In a virtual town hall, Mayor Justin Wilson addressed questions about the possibility of closing streets to promote pedestrian and bicycle traffic. The prospect has gained ground in New York City, San Francisco, and other urban localities. There has been pressure from some advocates in D.C. for the city to do the same.

In Alexandria, however, the prospect of shutting down roadways to give more room for pedestrians and cyclists has been famously tempestuous.

“We’ve gotten that question a lot over the last couple of weeks,” Wilson said. “We’re looking at alternatives to facilitate outdoor dining when that returns. We received a proposal from a number of Old Town restaurants to see what can be done.”

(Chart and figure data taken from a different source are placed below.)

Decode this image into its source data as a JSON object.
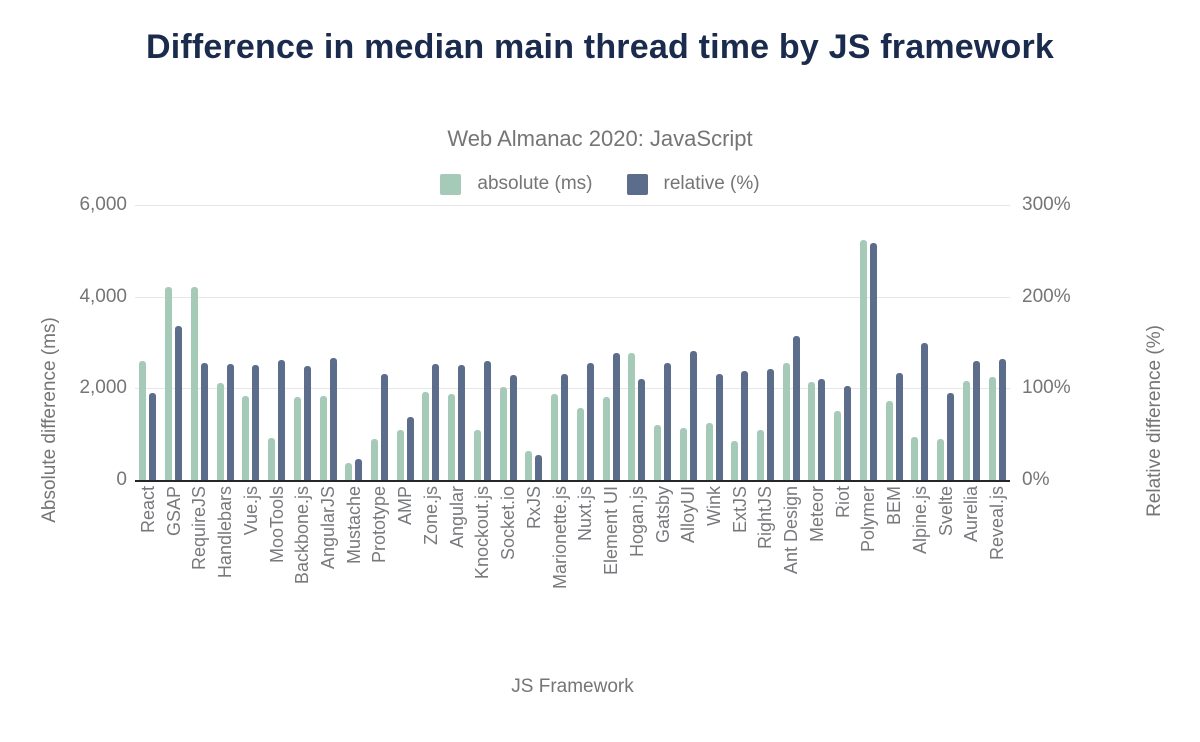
{
  "chart_data": {
    "type": "bar",
    "title": "Difference in median main thread time by JS framework",
    "subtitle": "Web Almanac 2020: JavaScript",
    "xlabel": "JS Framework",
    "ylabel_left": "Absolute difference (ms)",
    "ylabel_right": "Relative difference (%)",
    "legend_position": "top",
    "grid": true,
    "axis_left": {
      "min": 0,
      "max": 6000,
      "ticks": [
        "6,000",
        "4,000",
        "2,000",
        "0"
      ]
    },
    "axis_right": {
      "min": 0,
      "max": 300,
      "ticks": [
        "300%",
        "200%",
        "100%",
        "0%"
      ]
    },
    "categories": [
      "React",
      "GSAP",
      "RequireJS",
      "Handlebars",
      "Vue.js",
      "MooTools",
      "Backbone.js",
      "AngularJS",
      "Mustache",
      "Prototype",
      "AMP",
      "Zone.js",
      "Angular",
      "Knockout.js",
      "Socket.io",
      "RxJS",
      "Marionette.js",
      "Nuxt.js",
      "Element UI",
      "Hogan.js",
      "Gatsby",
      "AlloyUI",
      "Wink",
      "ExtJS",
      "RightJS",
      "Ant Design",
      "Meteor",
      "Riot",
      "Polymer",
      "BEM",
      "Alpine.js",
      "Svelte",
      "Aurelia",
      "Reveal.js"
    ],
    "series": [
      {
        "name": "absolute (ms)",
        "axis": "left",
        "color": "#a6cab8",
        "values": [
          2600,
          4200,
          4210,
          2120,
          1830,
          910,
          1820,
          1830,
          380,
          900,
          1100,
          1910,
          1880,
          1080,
          2020,
          640,
          1870,
          1580,
          1820,
          2770,
          1210,
          1130,
          1250,
          860,
          1090,
          2550,
          2140,
          1510,
          5240,
          1720,
          940,
          900,
          2160,
          2240
        ]
      },
      {
        "name": "relative (%)",
        "axis": "right",
        "color": "#5c6d8c",
        "values": [
          95,
          168,
          128,
          126,
          125,
          131,
          124,
          133,
          23,
          116,
          69,
          127,
          125,
          130,
          115,
          27,
          116,
          128,
          139,
          110,
          128,
          141,
          116,
          119,
          121,
          157,
          110,
          102,
          258,
          117,
          149,
          95,
          130,
          132
        ]
      }
    ]
  },
  "style": {
    "title_color": "#1b2b4d",
    "text_gray": "#757575",
    "gridline_color": "#e7e7e7",
    "axisline_color": "#26272a",
    "background": "#ffffff"
  }
}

The City Council has already permitted some encroachment into the public right of way for takeout and delivery at local restaurants. With Alexandria’s reopening delayed but still on the horizon, part of the plan to support small businesses while maintaining social distancing includes allowing more outdoor dining.

The pedestrian zone plan was, originally, to close the block between Lee Street and Union Street on weekends. The idea was popular enough that some officials were already discussing making the change permanent before the pilot was even implemented.

Those earlier plans were altered to include car traffic and were ultimately shelved for being too costly, according to Wilson.

“The city already entertained the idea of some form of closure on King Street that would have allowed expanded outdoor dining,” Wilson said. “That idea got shelved because of budget challenges, but we are continuing to look at those. I suspect you’ll hear more over the next couple weeks.”